Czy jest to więc zaskoczenie? Nie sądzę. SJ7 Star idzie tropem poprzedników, pokazując się z nieco lepszej strony. Jest jednak coś, co sprawia, że generalnie kamerę oceniam bardzo pozytywnie. Poza jednym, niewielkim aspektem, nie ma rzeczy, w której byłaby gorsza od SJ6 Legend. Tak właśnie powinien wyglądać rozwój marki.

Ciemne strony Mocy

SJ7 Star ma mankamenty. Nie są to duże problemy, ale jednak. Po pierwsze: czas pracy na baterii. Według producenta jest to o 10 minut mniej, niż w przypadku SJ6 Legend. Sami oceńcie, czy jest do dla Was istotna zmiana.

Drugą rzeczą jest mniejsza ilość trybów nagrywania.

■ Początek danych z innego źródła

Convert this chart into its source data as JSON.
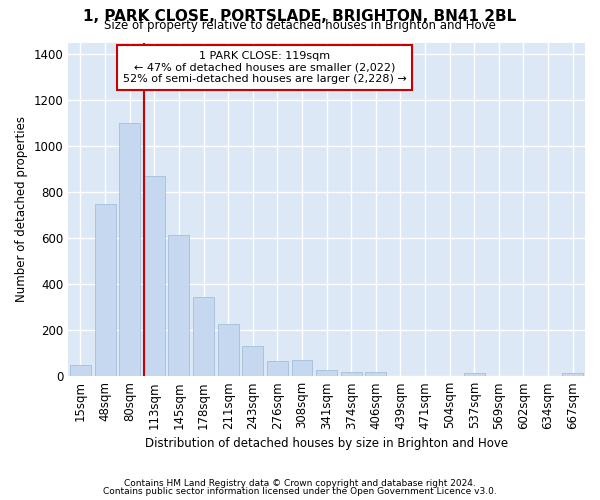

Producent zrezygnował z tych o najniższej jakości, nie nagramy więc już filmu w rozdzielczości 1280×960 czy VGA. Nie wiedzieć, czemu zabrakło również opcji nagrywania Full HD w 60 klatkach na sekundę. Taki stan rzeczy może dziwić.

Z kamerą SJ7 Star zanurzysz się nawet do 30 metrów!

Poprawiona aplikacja

Dużym atutem najnowszej kamery jest o wiele lepsza współpraca z dedykowaną aplikacją. Chociaż wciąż przy podglądzie na smartfonie widoczne będzie znaczące opóźnienie, to oprogramowanie jest o wiele stabilniejsze. Gdy parowałem SJ7 Star z telefonem za pośrednictwem Wi-Fi, byłem przygotowany na częste podziwianie tapety na pulpicie mojego smartfona. Moje zdziwienie było ogromne, bo w czasie kilku godzin pracy aplikacja ani razu nie odmówiła współpracy! To moje najbardziej pozytywne odczucie z testów najnowszej propozycji SJCAM.

Podsumowanie

Chiński producent zaczął od naprawdę tanich i – nie bójmy się tego słowa – kiepskich kamer, by z biegiem czasu wspinać się coraz wyżej. Dziś mamy natywną obsługę 4K, metalową obudowę, przyzwoitą aplikację mobilną, a to wszystko w cenie nieprzekraczającej 900 złotych. Mówiąc krótko: w tej klasie cenowej SJCAM SJ7 Star nie ma sobie równych. Mimo kilku minusów wystawiam ocenę bardzo dobrą.